Il n’est plus d’actualité mais les Groenlandais ont vu tout l’avantage à valoriser cet intérêt américain. Ils ont eu un coup de publicité énorme et inespéré en 2019 grâce à Donald Trump. Aujourd’hui, à l’issue des élections du mois d’avril, il y a une nouvelle majorité et un nouveau Premier ministre très jeune (34 ans). Plutôt à gauche sur l’échiquier politique, son objectif est d’ouvrir son pays à l’international, sans exploiter toutes les ressources de son pays comme l’uranium. Les Américains vont chercher à renforcer cette relation bilatérale pour la bonne raison qu’indépendamment de ce que proposait Trump, l’administration Biden n’entend pas laisser tomber la dynamique créée par ce dernier, en montrant aux Groenlandais qu’il vaut mieux miser sur la coopération avec les Etats-Unis qu’avec la Chine. Et le nouveau gouvernement du Groenland semble réceptif à ce message.

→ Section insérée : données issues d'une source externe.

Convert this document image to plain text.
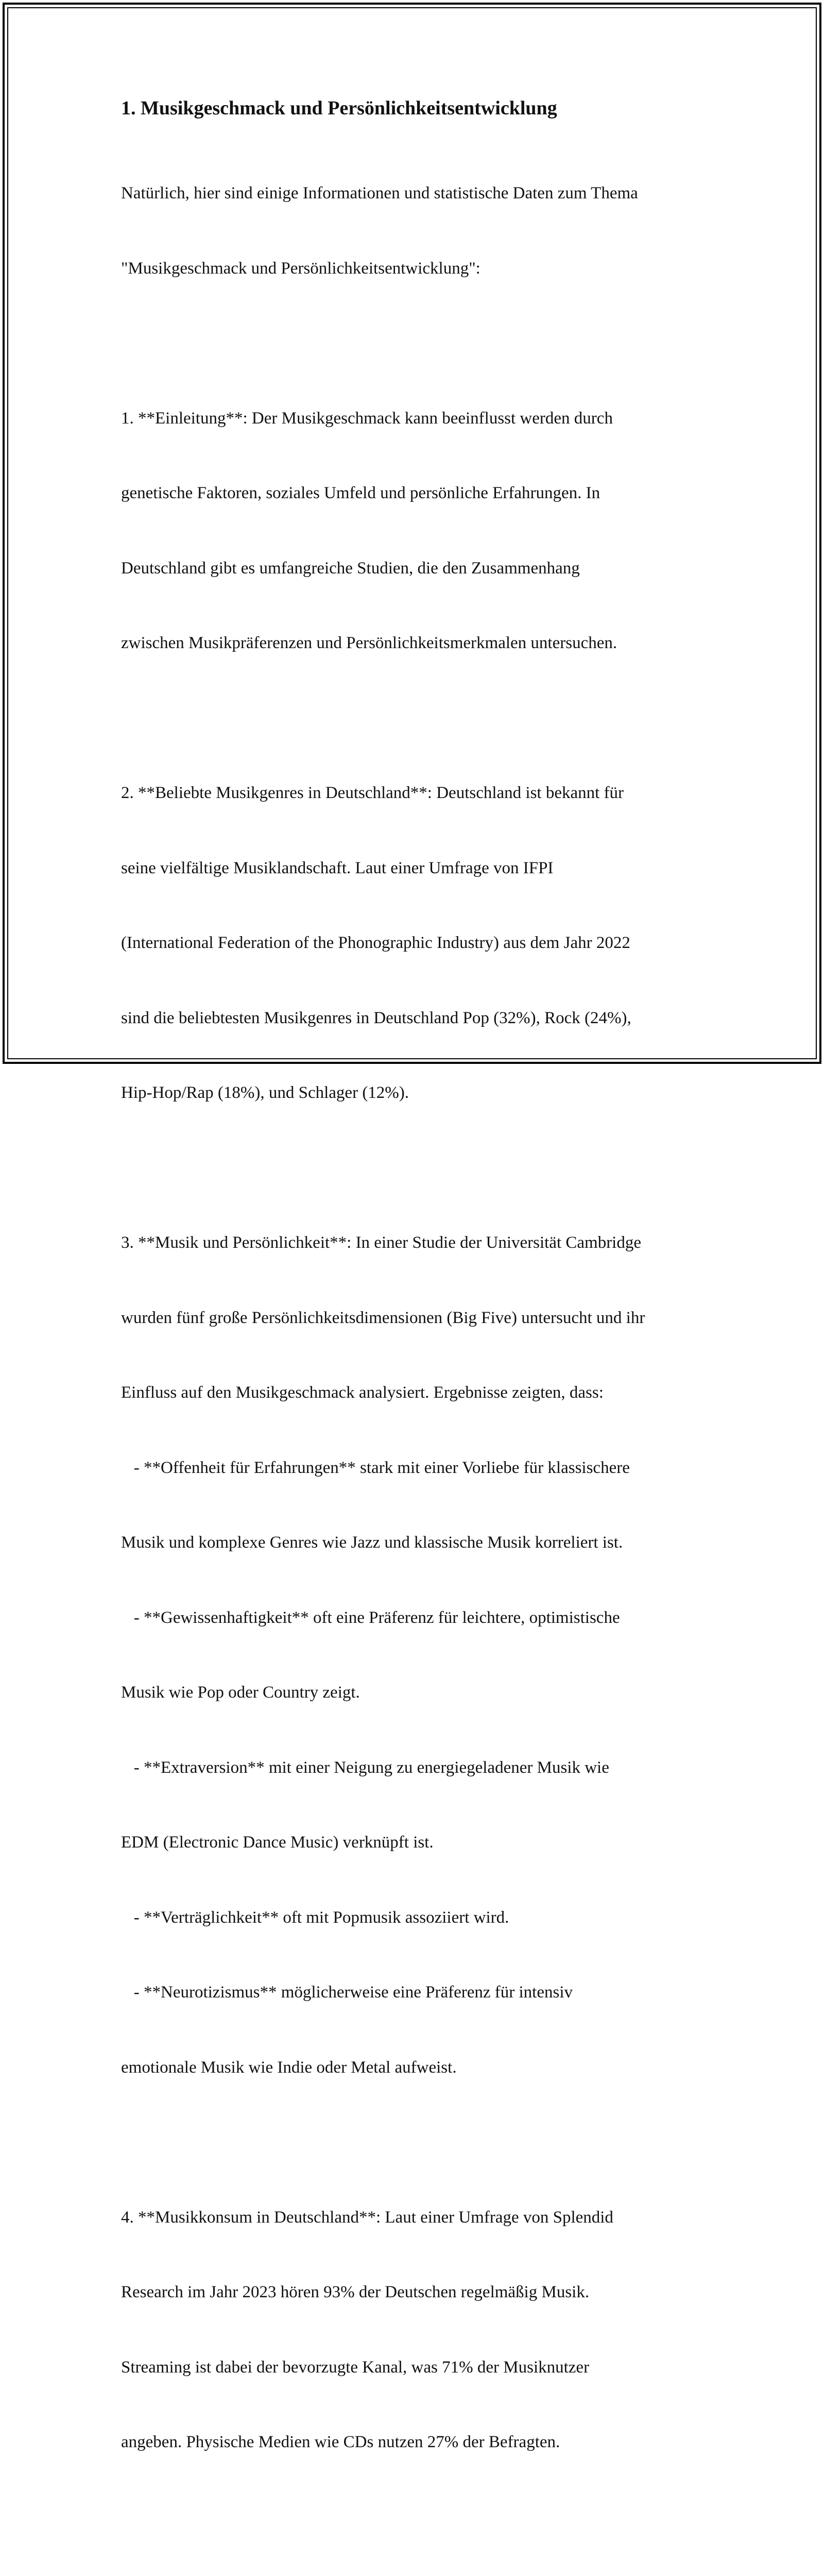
1. Musikgeschmack und Persönlichkeitsentwicklung

Natürlich, hier sind einige Informationen und statistische Daten zum Thema

"Musikgeschmack und Persönlichkeitsentwicklung":

1. **Einleitung**: Der Musikgeschmack kann beeinflusst werden durch

genetische Faktoren, soziales Umfeld und persönliche Erfahrungen. In

Deutschland gibt es umfangreiche Studien, die den Zusammenhang

zwischen Musikpräferenzen und Persönlichkeitsmerkmalen untersuchen.

2. **Beliebte Musikgenres in Deutschland**: Deutschland ist bekannt für

seine vielfältige Musiklandschaft. Laut einer Umfrage von IFPI

(International Federation of the Phonographic Industry) aus dem Jahr 2022

sind die beliebtesten Musikgenres in Deutschland Pop (32%), Rock (24%),

Hip-Hop/Rap (18%), und Schlager (12%).

3. **Musik und Persönlichkeit**: In einer Studie der Universität Cambridge

wurden fünf große Persönlichkeitsdimensionen (Big Five) untersucht und ihr

Einfluss auf den Musikgeschmack analysiert. Ergebnisse zeigten, dass:

- **Offenheit für Erfahrungen** stark mit einer Vorliebe für klassischere

Musik und komplexe Genres wie Jazz und klassische Musik korreliert ist.

- **Gewissenhaftigkeit** oft eine Präferenz für leichtere, optimistische

Musik wie Pop oder Country zeigt.

- **Extraversion** mit einer Neigung zu energiegeladener Musik wie

EDM (Electronic Dance Music) verknüpft ist.

- **Verträglichkeit** oft mit Popmusik assoziiert wird.

- **Neurotizismus** möglicherweise eine Präferenz für intensiv

emotionale Musik wie Indie oder Metal aufweist.

4. **Musikkonsum in Deutschland**: Laut einer Umfrage von Splendid

Research im Jahr 2023 hören 93% der Deutschen regelmäßig Musik.

Streaming ist dabei der bevorzugte Kanal, was 71% der Musiknutzer

angeben. Physische Medien wie CDs nutzen 27% der Befragten.
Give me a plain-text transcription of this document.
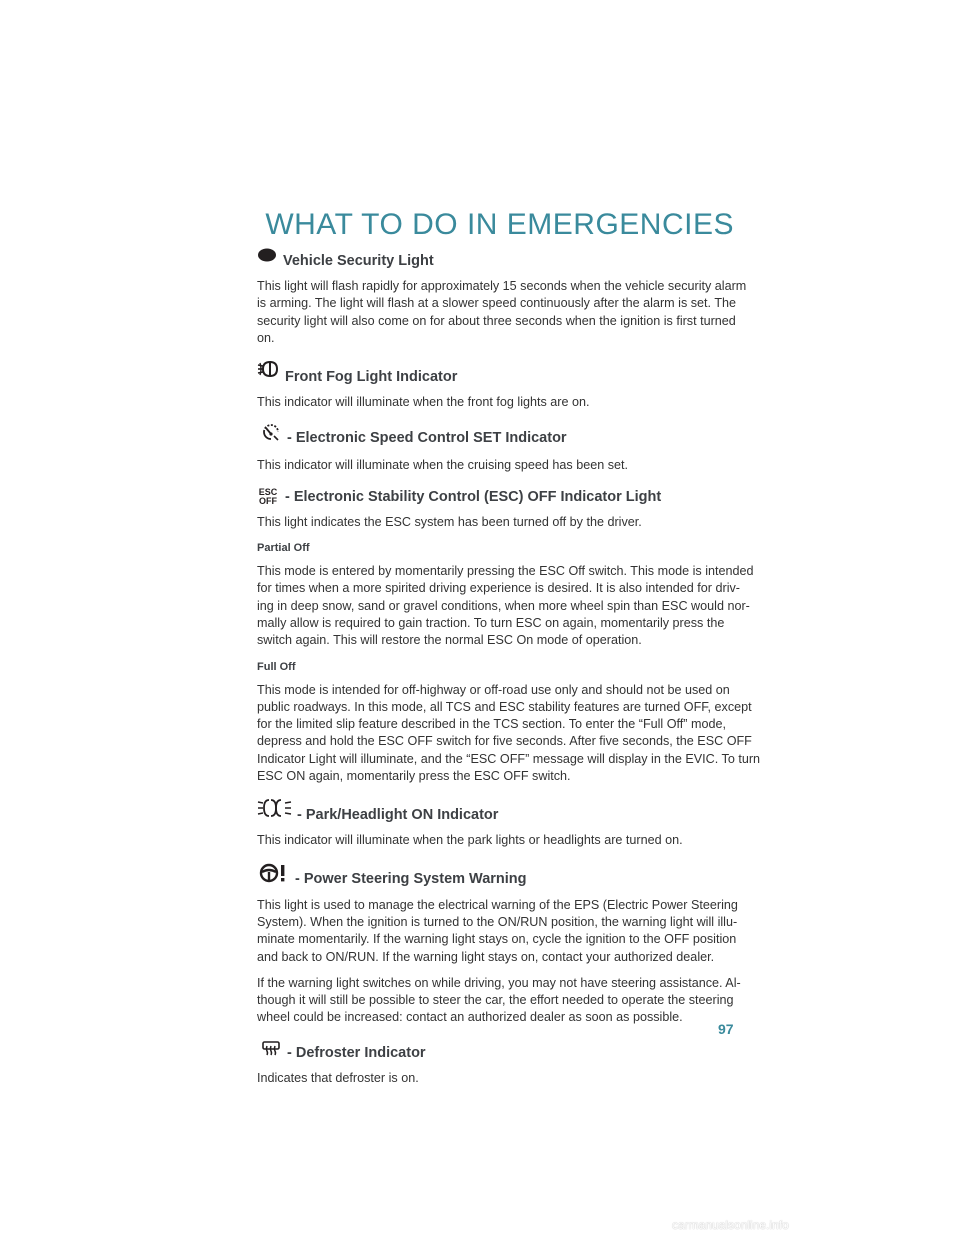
WHAT TO DO IN EMERGENCIES
Vehicle Security Light

This light will flash rapidly for approximately 15 seconds when the vehicle security alarm
is arming. The light will flash at a slower speed continuously after the alarm is set. The
security light will also come on for about three seconds when the ignition is first turned
on.

Front Fog Light Indicator

This indicator will illuminate when the front fog lights are on.

- Electronic Speed Control SET Indicator

This indicator will illuminate when the cruising speed has been set.

ESC
OFF - Electronic Stability Control (ESC) OFF Indicator Light

This light indicates the ESC system has been turned off by the driver.

Partial Off

This mode is entered by momentarily pressing the ESC Off switch. This mode is intended
for times when a more spirited driving experience is desired. It is also intended for driv-
ing in deep snow, sand or gravel conditions, when more wheel spin than ESC would nor-
mally allow is required to gain traction. To turn ESC on again, momentarily press the
switch again. This will restore the normal ESC On mode of operation.

Full Off

This mode is intended for off-highway or off-road use only and should not be used on
public roadways. In this mode, all TCS and ESC stability features are turned OFF, except
for the limited slip feature described in the TCS section. To enter the “Full Off” mode,
depress and hold the ESC OFF switch for five seconds. After five seconds, the ESC OFF
Indicator Light will illuminate, and the “ESC OFF” message will display in the EVIC. To turn
ESC ON again, momentarily press the ESC OFF switch.

- Park/Headlight ON Indicator

This indicator will illuminate when the park lights or headlights are turned on.

- Power Steering System Warning

This light is used to manage the electrical warning of the EPS (Electric Power Steering
System). When the ignition is turned to the ON/RUN position, the warning light will illu-
minate momentarily. If the warning light stays on, cycle the ignition to the OFF position
and back to ON/RUN. If the warning light stays on, contact your authorized dealer.

If the warning light switches on while driving, you may not have steering assistance. Al-
though it will still be possible to steer the car, the effort needed to operate the steering
wheel could be increased: contact an authorized dealer as soon as possible.

- Defroster Indicator

Indicates that defroster is on.

97

carmanualsonline.info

Quel rôle joue, aujourd’hui, la France ?

Il y a un vrai changement depuis le remplacement de Ségolène Royal par Olivier Poivre d’Arvor comme ambassadeur français des pôles. Pour la première fois depuis huit ans, la France a été réellement représentée au Conseil de l’Arctique ! La deuxième nouvelle positive c’est que, dès sa nomination, Olivier Poivre d’Arvor a fait l’effort de rassembler la communauté de recherche française et les acteurs économiques comme le cluster maritime, pour essayer de constituer une sorte d’équipe de France des pôles, dépassant simplement la question scientifique. Il est aussi à l’origine d’une grande opération de mobilisation, dénommée « Eté polaire », pour laquelle j’ai été sollicité et qui aura lieu dans 25 villes de France du 10 juin au 10 octobre. Cela prendra la forme d’une saison culturelle et scientifique dédiée aux pôles, pour utiliser les nombreuses commémorations et manifestations prévues cette année : soixantième anniversaire du traité de l’Antarctique, trentième anniversaire du protocole de Madrid au traité de l’Antarctique, vingt-cinquième anniversaire du Conseil de l’Arctique et surtout accueil par la France, pour la première fois en trente-deux ans, de la réunion du traité de l’Antarctique, ce 14 juin.